The Nation's Capital has always been Chocolate City - but will it continue to be? Home of the largest slave trading city in the 19th century to the center of Black culture as the first majority Black city in the 20th century, Washington, DC is rooted in Black power. It’s the 21st century, however, and Chocolate City is at stake. 2019 showed Washington, DC held the highest gentrification rate across its neighborhoods than any other U.S. city. Today, the Black population has fallen to less than 45% from its peak over sixty years ago. The erasure of Chocolate City is more than changing demographics: it is systematic and structural racism at play in the heart of this country. This identity and narrative of Washington, DC must continue to be spoken, heard, and seen. Recent movements such as Black Lives Matter and DC statehood can contribute to preserving Chocolate City, but it will take much more action and change to revive Black Washington.

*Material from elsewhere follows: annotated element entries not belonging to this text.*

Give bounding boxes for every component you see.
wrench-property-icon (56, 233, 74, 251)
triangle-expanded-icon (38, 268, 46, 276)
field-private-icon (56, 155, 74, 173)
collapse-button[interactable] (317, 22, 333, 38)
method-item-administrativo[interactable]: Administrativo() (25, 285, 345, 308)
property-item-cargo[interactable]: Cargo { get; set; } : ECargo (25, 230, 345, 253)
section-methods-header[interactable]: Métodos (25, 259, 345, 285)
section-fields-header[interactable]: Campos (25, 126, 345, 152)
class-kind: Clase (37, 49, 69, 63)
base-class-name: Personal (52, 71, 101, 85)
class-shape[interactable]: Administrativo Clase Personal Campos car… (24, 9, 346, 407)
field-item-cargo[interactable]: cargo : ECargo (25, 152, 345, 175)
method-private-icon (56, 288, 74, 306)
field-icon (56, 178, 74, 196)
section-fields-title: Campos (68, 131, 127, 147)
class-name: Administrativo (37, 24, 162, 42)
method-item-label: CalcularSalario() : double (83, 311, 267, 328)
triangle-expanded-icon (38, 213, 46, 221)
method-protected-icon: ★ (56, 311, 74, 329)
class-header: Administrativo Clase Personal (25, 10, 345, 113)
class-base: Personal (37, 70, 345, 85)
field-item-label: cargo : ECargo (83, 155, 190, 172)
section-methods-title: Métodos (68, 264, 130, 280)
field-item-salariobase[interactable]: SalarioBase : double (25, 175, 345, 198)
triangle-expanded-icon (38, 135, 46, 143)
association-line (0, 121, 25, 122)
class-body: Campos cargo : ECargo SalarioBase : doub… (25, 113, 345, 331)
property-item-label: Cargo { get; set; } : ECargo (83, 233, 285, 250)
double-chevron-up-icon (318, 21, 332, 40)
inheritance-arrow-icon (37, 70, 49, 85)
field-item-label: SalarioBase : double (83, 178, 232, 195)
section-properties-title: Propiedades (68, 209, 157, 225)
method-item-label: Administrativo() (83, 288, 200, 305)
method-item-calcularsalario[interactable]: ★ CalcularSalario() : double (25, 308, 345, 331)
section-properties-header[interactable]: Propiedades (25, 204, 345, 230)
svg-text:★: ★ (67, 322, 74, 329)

The audience will hear from a distinguished panel including Jamal Holtz, Project Manager and Assistant to the President, LINK Strategic Partners who will serve as moderator for the discussion, Mignotae Kebede, Director, What Happened 2 Chocolate City, Willow Lung-Amam, Ph.D., Associate Professor, Urban Studies and Planning; Director, Community Development, National Center for Smart Growth Research and Education, University of Maryland, Andre Perry, Ph.D., Senior Fellow, Metropolitan Policy Program, Brookings; Scholar-in-residence, American University; Columnist, Hechinger Report, and Sabiyha Prince, Ph.D., Urban Anthropologist; Artist.
The audience will also have the opportunity to view a screening of Director Mignotae Kebede's documentary, What Happened 2 Chocolate City, as part of this two-day program on, "The Future of Chocolate City" one week later on Tuesday, March 30.